Harga minyak dunia mengalami lonjakan signifikan pada Jumat, 13 Juni 2025, mencatatkan kenaikan persentase harian terbesar dalam beberapa tahun terakhir. Kenaikan ini dipicu oleh kekhawatiran akan meluasnya konflik di Timur Tengah, yang berpotensi mengganggu pasokan energi global secara serius. Situasi ini menimbulkan dampak luas di berbagai sektor, termasuk pasar saham dan investasi safe haven.
Harga minyak Brent melonjak 4,3% menjadi US$ 72,4 per barel, sementara harga minyak West Texas Intermediate (WTI) naik 5% menjadi US$ 71,4 per barel. Kenaikan intraday ini merupakan yang terbesar sejak Maret 2022, setelah Rusia menginvasi Ukraina.
Serangan Israel terhadap Iran dan Dampaknya terhadap Harga Minyak
Serangan mendadak yang dilancarkan Israel terhadap fasilitas nuklir dan rudal Iran pada Jumat pagi telah menjadi pemicu utama lonjakan harga minyak. Serangan ini menewaskan sedikitnya dua komandan militer tinggi Iran.
Perdana Menteri Israel, Benjamin Netanyahu, menyatakan bahwa “operasi militer yang ditargetkan” tersebut diperkirakan akan berlanjut selama beberapa hari. Israel juga mengumumkan keadaan darurat untuk mengantisipasi kemungkinan pembalasan dari Iran.
Ayatollah Ali Khamenei, Pemimpin Tertinggi Iran, mengancam akan memberikan “hukuman berat” kepada Israel atas serangan tersebut. Ketegangan geopolitik yang meningkat ini memicu kekhawatiran investor akan eskalasi konflik.
Menteri Luar Negeri AS, Marco Rubio, menegaskan bahwa AS tidak terlibat dalam operasi Israel dan memperingatkan Iran untuk tidak menyerang kepentingan atau personel AS.
Reaksi Pasar dan Dampak Geopolitik
Lonjakan harga minyak menyebabkan penurunan di pasar ekuitas AS. Investor beralih ke aset safe haven seperti emas, yang harganya naik sekitar 1% menjadi US$ 3.413,6 per troy ounce.
Kontrak berjangka Dow turun tajam 1,3% (lebih dari 540 poin), sementara kontrak berjangka S&P 500 dan Nasdaq Composite masing-masing turun 1,4% dan 1,6%. Kondisi ini menunjukkan ketidakpastian pasar yang tinggi.
Ahmad Assiri, Research Strategist Pepperstone, menilai lonjakan harga minyak mencerminkan kekhawatiran akan gangguan pasokan langsung dan meningkatnya berita negatif yang dapat memperpanjang eskalasi konflik. Ia membandingkan situasi ini dengan episode konflik Israel-Iran sebelumnya.

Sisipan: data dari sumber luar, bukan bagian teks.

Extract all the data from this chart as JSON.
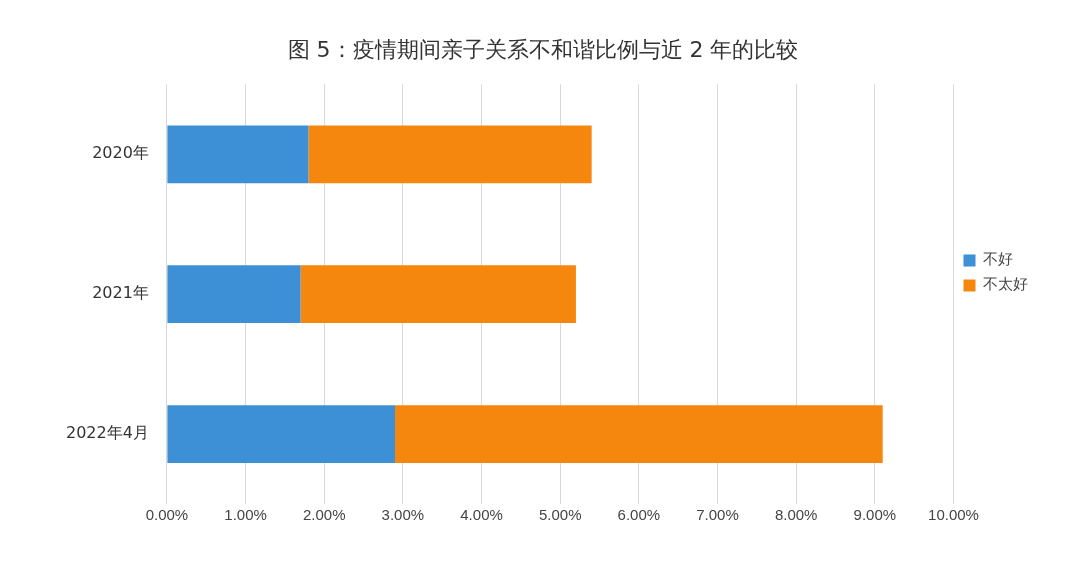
{
  "chart_data": {
    "type": "bar",
    "title": "图 5：疫情期间亲子关系不和谐比例与近 2 年的比较",
    "orientation": "horizontal",
    "stacked": true,
    "categories": [
      "2020年",
      "2021年",
      "2022年4月"
    ],
    "series": [
      {
        "name": "不好",
        "color": "#3d8fd6",
        "values": [
          1.8,
          1.7,
          2.9
        ]
      },
      {
        "name": "不太好",
        "color": "#f5870f",
        "values": [
          3.6,
          3.5,
          6.2
        ]
      }
    ],
    "xlim": [
      0,
      10
    ],
    "xticks": [
      {
        "value": 0,
        "label": "0.00%"
      },
      {
        "value": 1,
        "label": "1.00%"
      },
      {
        "value": 2,
        "label": "2.00%"
      },
      {
        "value": 3,
        "label": "3.00%"
      },
      {
        "value": 4,
        "label": "4.00%"
      },
      {
        "value": 5,
        "label": "5.00%"
      },
      {
        "value": 6,
        "label": "6.00%"
      },
      {
        "value": 7,
        "label": "7.00%"
      },
      {
        "value": 8,
        "label": "8.00%"
      },
      {
        "value": 9,
        "label": "9.00%"
      },
      {
        "value": 10,
        "label": "10.00%"
      }
    ],
    "grid": "x",
    "legend": "right"
  }
}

Kekhawatiran Terhadap Konflik yang Lebih Luas dan Potensi Kenaikan Harga Minyak
Kekhawatiran utama yang memicu kenaikan harga minyak adalah potensi meluasnya konflik di Timur Tengah. Aliran minyak melalui Selat Hormuz, jalur vital untuk pasokan minyak global, menjadi sorotan utama.
Andy Lipow, Presiden Lipow Oil Associates, memperkirakan harga minyak bisa melonjak sekitar US$ 7,50 per barel jika konflik menghilangkan minyak Iran dari pasar. Ia juga menyinggung sensitivitas isu harga energi bagi pemerintahan AS.
Bob McNally, Presiden Rapidan Energy Group, mencatat bahwa pasar minyak sebelumnya cenderung mengabaikan risiko gangguan geopolitik dari kawasan tersebut. Ia memperkirakan premi risiko akan jauh lebih besar dan memengaruhi harga minyak mentah dalam beberapa hari ke depan.
Priyanka Sachdeva, analis pasar senior di Phillip Nova, memperingatkan bahwa persiapan Iran untuk pembalasan militer meningkatkan risiko gangguan pasokan minyak, bahkan potensi penularan ke negara-negara penghasil minyak tetangga. Keterlibatan AS dalam konflik ini juga akan semakin meningkatkan kekhawatiran pasar.
Kesimpulannya, serangan Israel terhadap Iran telah memicu kenaikan harga minyak yang signifikan dan meningkatkan ketidakpastian geopolitik di Timur Tengah. Potensi meluasnya konflik dan gangguan pasokan minyak melalui Selat Hormuz menjadi ancaman serius yang perlu diwaspadai. Ke depan, perkembangan situasi di Timur Tengah akan terus menjadi faktor penentu utama pergerakan harga minyak dunia. Efek domino dari konflik ini, termasuk dampaknya terhadap pasar saham dan investasi safe haven, patut untuk dipantau secara ketat.